Research from Virginia Tech reveals that the flexibility of cell membranes is primarily determined by the packing density of lipids, rather than the type of lipids present. This breakthrough, led by physicist Rana Ashkar, offers significant insights into membrane biophysics and potential applications in drug delivery and artificial cell technologies. The findings were published on August 1, 2025, in the journal Nature Communications.
Understanding Membrane Behavior
Cell membranes serve as crucial barriers that protect cells and regulate their interactions with the environment. Their ability to adapt to various conditions—such as changes in diet, pressure, or temperature—ensures cellular homeostasis. However, the mechanisms behind this adaptability have puzzled scientists.

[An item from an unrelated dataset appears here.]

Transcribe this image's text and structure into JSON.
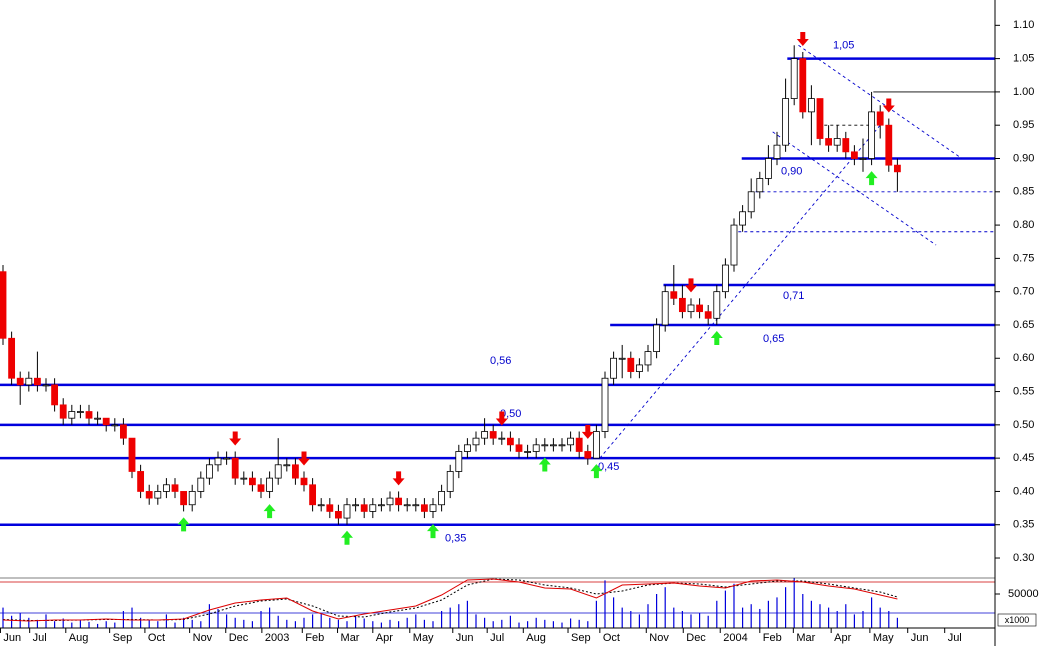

For years, researchers assumed that the composition of lipids in a membrane directly influenced its physical properties, such as flexibility and elasticity. Previous studies produced inconsistent results when examining the effects of cholesterol on membrane structure, leading to confusion in the scientific community. Some membranes stiffened upon cholesterol injection, while others remained unaffected.
Shifting the Focus to Packing Density
According to Ashkar, the prevailing belief was that different lipid types reacted distinctly to cholesterol. Determined to challenge this notion, her team investigated the issue on a nanoscale level, utilizing neutrons and X-ray techniques. Their research revealed that it is not the type of lipid but rather how tightly the lipids are packed that determines membrane elasticity.
The researchers found that some lipids resist crowding while others can be densely packed. This packing density emerged as the crucial factor influencing membrane flexibility, which in turn plays a vital role in cell viability.
To validate their findings, Ashkar’s team collaborated with Michael Brown from the University of Arizona and Milka Doktorova from Stockholm University. Their complementary nuclear resonance experiments and computational studies confirmed the same biophysical laws identified by Ashkar’s group.
As Ashkar stated, “Membranes can have remarkable compositional complexity, but what really matters in determining or predicting their elasticity is how packed they are. And that is a very, very powerful design principle that cells seem to follow and that we can now apply in engineering lifelike artificial cells.”
This research not only advances the understanding of cell membrane behavior but also opens new avenues for the development of innovative therapeutic strategies and bioengineering applications. The implications of these findings could reshape approaches to disease intervention and drug delivery systems, marking a significant step forward in membrane biophysics.
The full study can be found in Nature Communications under the title “Cholesterol modulates membrane elasticity via unified biophysical laws.” The DOI for the article is 10.1038/s41467-025-62106-0.